I stated above that I was not a believer in breaks, but that my thought process for why was completely wrong, and here is why I say that. While the outcome of a break is uncertain – either the relationship will end or you’ll fall back in sync with one another – the point is that at least you tried something different. I was talking with a friend a few months back and she revealed to me that a few years ago she and her boyfriend took a week-long break.

The future scared her and she had begun to question the relationship and what she wanted. It was during this week apart that she literally realized, “What the **** am I doing?” and being with her boyfriend was where she truly wanted to be. They have been together almost nine years now.

Now, you may be saying, “But what if it falls apart?” You have the right to think and worry about that, and yes, it’s going to hurt like hell if that happens. It may even hurt during the break, but if you ultimately have to walk away, at least you’ll know that you took the time to try to work it out in a way maybe you never have before. I realize that’s not an immediately comforting thought but after some time passes and you look back on it, perhaps it will offer even the slightest bit of comfort.

Break Rules

This is pretty simple really. There are no rules! Each person and every relationship is different. A break is not a cookie cutter that you can slap down. As with many other facets of dating, every single experience is going to be different. For some people a break may mean not seeing one another for a week but still talking or texting every so often, for others it may be a set amount of time where there is no communication whatsoever, and for others still, a break may entail an unknown amount of time with an undecided amount of communication, the time where you have to test the waters and see where each of you lands in terms of comfort level. Remember, what worked for a friend may not work for you.
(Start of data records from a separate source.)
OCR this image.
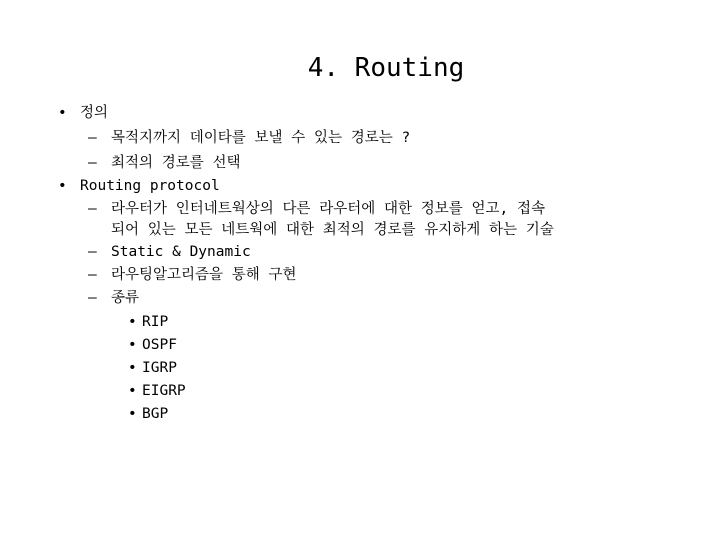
4. Routing
• 정의
– 목적지까지 데이타를 보낼 수 있는 경로는 ?
– 최적의 경로를 선택
• Routing protocol
– 라우터가 인터네트웍상의 다른 라우터에 대한 정보를 얻고, 접속
되어 있는 모든 네트웍에 대한 최적의 경로를 유지하게 하는 기술
– Static & Dynamic
– 라우팅알고리즘을 통해 구현
– 종류
• RIP
• OSPF
• IGRP
• EIGRP
• BGP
The most important thing I can leave you with is this: If you truly feel there is something worth fighting for, you fight for it. I have yet to meet a couple whose entire relationship has been all sunshine, daisies and rainbows. There will be clouds, there will be storms, but it’s how you approach these storms that will ultimately determine how you work through them. Not to get too cheesy on you, but, aside from the rare occasion, you need rain before you can see a rainbow.